The conclusion is based on evidence in ocean sediments, which computer models have tied to an observed bevy of asteroid siblings still roaming the solar system.
The thinking is that the space rocks were once part of a larger asteroid, some 100 miles (160 kilometers) wide, that broke up — possibly in a collision — out in the asteroid belt between Mars and Jupiter. The drama took place 8.2 million years ago. That much has been reasoned before. The event would have created vast amounts of dust, some of which would have been scooped up by our planet.
In the Jan. 19 issue of the journal Nature, scientists report a spike in helium 3, a type of helium that’s rare on Earth and typically of extraterrestrial origin, in a layer of sediment dated to that time frame.
The dust rich in helium 3 spiked about 8.2 million years ago and gradually decreased over the course of 1.5 million years, the data shows.
"The helium 3 spike found in these sediments is the smoking gun that something quite dramatic happened to the interplanetary dust population 8.2 million years ago," said Caltech geochemist Ken Farley. "It's one of the biggest dust events of the last 80 million years."
Interplanetary dust is nothing new to scientists. About 20,000 tons of it lands on Earth every year. While in space, it picks up helium 3 from a wind of material flowing out from the Sun.

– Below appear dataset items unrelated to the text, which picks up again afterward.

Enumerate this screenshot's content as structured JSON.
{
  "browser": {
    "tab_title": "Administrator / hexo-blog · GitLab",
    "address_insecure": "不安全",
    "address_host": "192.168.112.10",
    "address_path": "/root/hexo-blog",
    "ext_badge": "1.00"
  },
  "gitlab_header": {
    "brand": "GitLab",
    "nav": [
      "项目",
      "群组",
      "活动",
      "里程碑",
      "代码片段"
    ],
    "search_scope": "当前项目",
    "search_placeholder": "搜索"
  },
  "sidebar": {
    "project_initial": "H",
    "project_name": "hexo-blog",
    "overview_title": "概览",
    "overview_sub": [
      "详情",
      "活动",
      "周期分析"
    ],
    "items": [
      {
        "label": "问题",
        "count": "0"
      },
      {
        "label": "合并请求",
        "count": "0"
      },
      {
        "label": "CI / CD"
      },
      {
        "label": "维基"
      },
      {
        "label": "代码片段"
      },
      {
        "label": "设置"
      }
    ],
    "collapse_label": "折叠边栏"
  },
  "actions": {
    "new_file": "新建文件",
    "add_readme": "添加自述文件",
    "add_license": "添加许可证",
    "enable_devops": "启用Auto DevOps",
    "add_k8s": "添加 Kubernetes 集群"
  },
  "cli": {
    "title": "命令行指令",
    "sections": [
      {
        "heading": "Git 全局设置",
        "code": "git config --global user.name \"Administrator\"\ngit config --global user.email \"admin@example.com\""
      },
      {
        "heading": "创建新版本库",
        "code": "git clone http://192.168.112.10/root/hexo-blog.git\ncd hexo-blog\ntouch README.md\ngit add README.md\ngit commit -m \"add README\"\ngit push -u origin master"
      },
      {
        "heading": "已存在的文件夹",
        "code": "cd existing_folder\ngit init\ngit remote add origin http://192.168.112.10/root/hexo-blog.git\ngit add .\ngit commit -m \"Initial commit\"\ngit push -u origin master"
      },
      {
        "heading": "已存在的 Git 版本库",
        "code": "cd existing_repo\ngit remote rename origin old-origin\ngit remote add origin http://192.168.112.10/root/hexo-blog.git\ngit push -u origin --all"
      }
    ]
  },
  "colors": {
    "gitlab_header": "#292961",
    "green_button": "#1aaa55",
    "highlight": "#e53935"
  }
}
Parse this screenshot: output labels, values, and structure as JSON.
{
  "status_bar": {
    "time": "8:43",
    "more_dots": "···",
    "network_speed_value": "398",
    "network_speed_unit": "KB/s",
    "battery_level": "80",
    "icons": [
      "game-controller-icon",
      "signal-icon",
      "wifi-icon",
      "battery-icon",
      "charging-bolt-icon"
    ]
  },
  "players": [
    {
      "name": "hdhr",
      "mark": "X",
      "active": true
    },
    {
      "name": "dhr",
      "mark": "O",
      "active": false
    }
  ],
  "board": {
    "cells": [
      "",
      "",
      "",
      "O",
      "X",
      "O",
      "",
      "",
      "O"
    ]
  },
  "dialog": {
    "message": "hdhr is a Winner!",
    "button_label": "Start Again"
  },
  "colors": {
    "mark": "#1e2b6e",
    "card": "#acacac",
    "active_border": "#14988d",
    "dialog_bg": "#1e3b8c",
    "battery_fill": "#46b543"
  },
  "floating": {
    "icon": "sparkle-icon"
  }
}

When asteroids collide, more debris wafts through the solar system. Much of it is drawn toward the Sun, and on its way in some is captured by Earth.
The particles are small and rare, making up much less than less than one part per million of terrestrial sediments, so the new discovery was no easy task. Farley and his colleagues studied sediment from beneath the Indian Ocean and the Atlantic, showing that the same event was recorded at two widely separated locations.
The long-gone large asteroid has been previously dubbed Veritas. It is survived by fragments that roam in orbits researchers have traced back to a common origin.
"While asteroids are constantly crashing into one another in the main asteroid belt," said study member William Bottke of the Southwest Research Institute, "only once in a great while does an extremely large one shatter."
Computer simulations show the Veritas event could have produced the sudden spike in dust and the gradual decline in accumulation.